Make sure to set the right -days amount for your x509 certificate
I finally know why NSA can easily break into servers with such a complex process :D
Since Wamp bundles apache together with OpenSSL it might be better to separately install it??
I have WAMP 2.2E installed.
I ran into the same problem, and after about an hour of searching the internet and trying all sorts of things, I stumbled into discovering that openssl can be enabled by:
Clicking on the WAMP icon in the system tray,
Hovering on "PHP",
Then "PHP extensions",
Then looking very carefully for "php_openssl" in the long list of extensions.
After following the excellent instructions from KAGRAN22, I ran into 2 errors:
AH00526: Syntax error on line 48 of C:/wamp64/bin/apache/apache2.4.9/conf/extra/httpd-ssl.conf:
Invalid command 'SSLCipherSuite', perhaps misspelled or defined by a module not included in the server configuration
That error is resolved by uncommenting this line
LoadModule ssl_module modules/mod_ssl.so
in httpd.conf.
Next I got this:
AH00526: Syntax error on line 74 of C:/wamp64/bin/apache/apache2.4.9/conf/extra/httpd-ssl.conf:
SSLSessionCache: 'shmcb' session cache not supported (known names: ).
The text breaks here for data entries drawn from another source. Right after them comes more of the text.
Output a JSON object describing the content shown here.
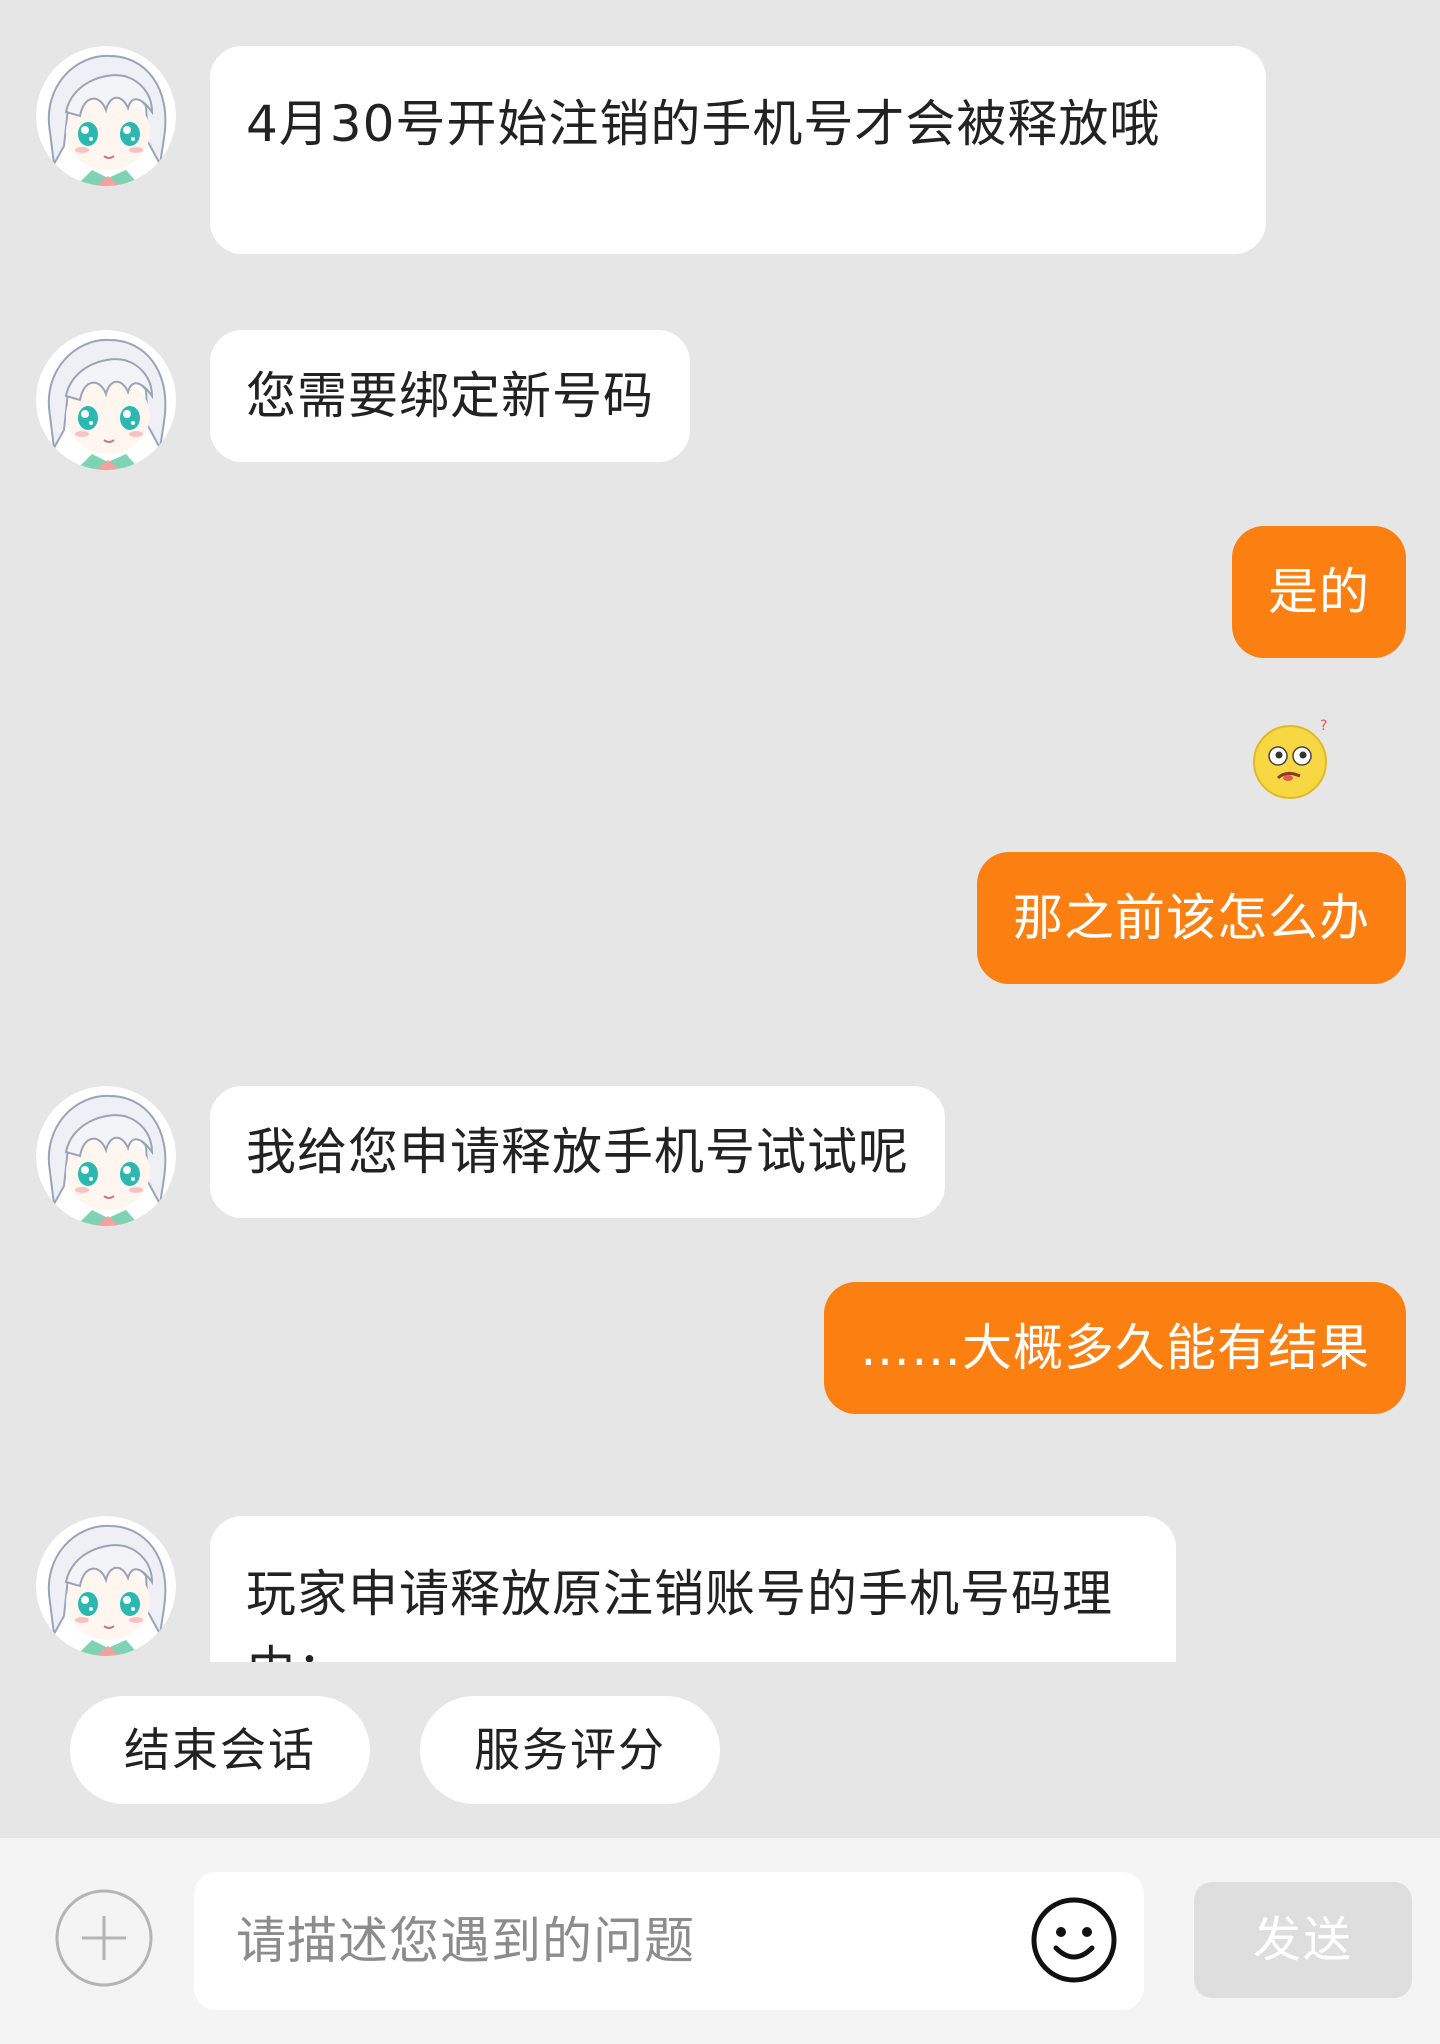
{
  "messages": [
    {
      "side": "in",
      "text": "4月30号开始注销的手机号才会被释放哦",
      "avatar": "anime-avatar-icon"
    },
    {
      "side": "in",
      "text": "您需要绑定新号码",
      "avatar": "anime-avatar-icon"
    },
    {
      "side": "out",
      "text": "是的"
    },
    {
      "side": "out",
      "emoji": "confused-face-emoji"
    },
    {
      "side": "out",
      "text": "那之前该怎么办"
    },
    {
      "side": "in",
      "text": "我给您申请释放手机号试试呢",
      "avatar": "anime-avatar-icon"
    },
    {
      "side": "out",
      "text": "……大概多久能有结果"
    },
    {
      "side": "in",
      "text": "玩家申请释放原注销账号的手机号码理由：",
      "avatar": "anime-avatar-icon"
    }
  ],
  "quick_actions": {
    "end_session": "结束会话",
    "service_rating": "服务评分"
  },
  "input": {
    "placeholder": "请描述您遇到的问题",
    "send_label": "发送",
    "plus_icon": "plus-icon",
    "emoji_icon": "smiley-icon"
  },
  "colors": {
    "background": "#e6e6e6",
    "outgoing_bubble": "#fb7f11",
    "incoming_bubble": "#ffffff",
    "input_bar": "#f4f4f4",
    "send_disabled": "#dedede"
  }
}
Maybe you need to load the appropriate socache module (mod_socache_shmcb?).
Which is resolved by uncommenting this line
LoadModule socache_shmcb_module modules/mod_socache_shmcb.so
in httpd.conf.
It should all work after that.
Facts:
It is not possible to configure SSL on WampServer Version 2.4 at least not in reasonable amount of time.
Normal person shouldn't be interested in dealing with this, because this is not practical nor normal way to do things.
SSL on Wamp is basicaly SM machine so if you have some masochistic needs please proceed with this.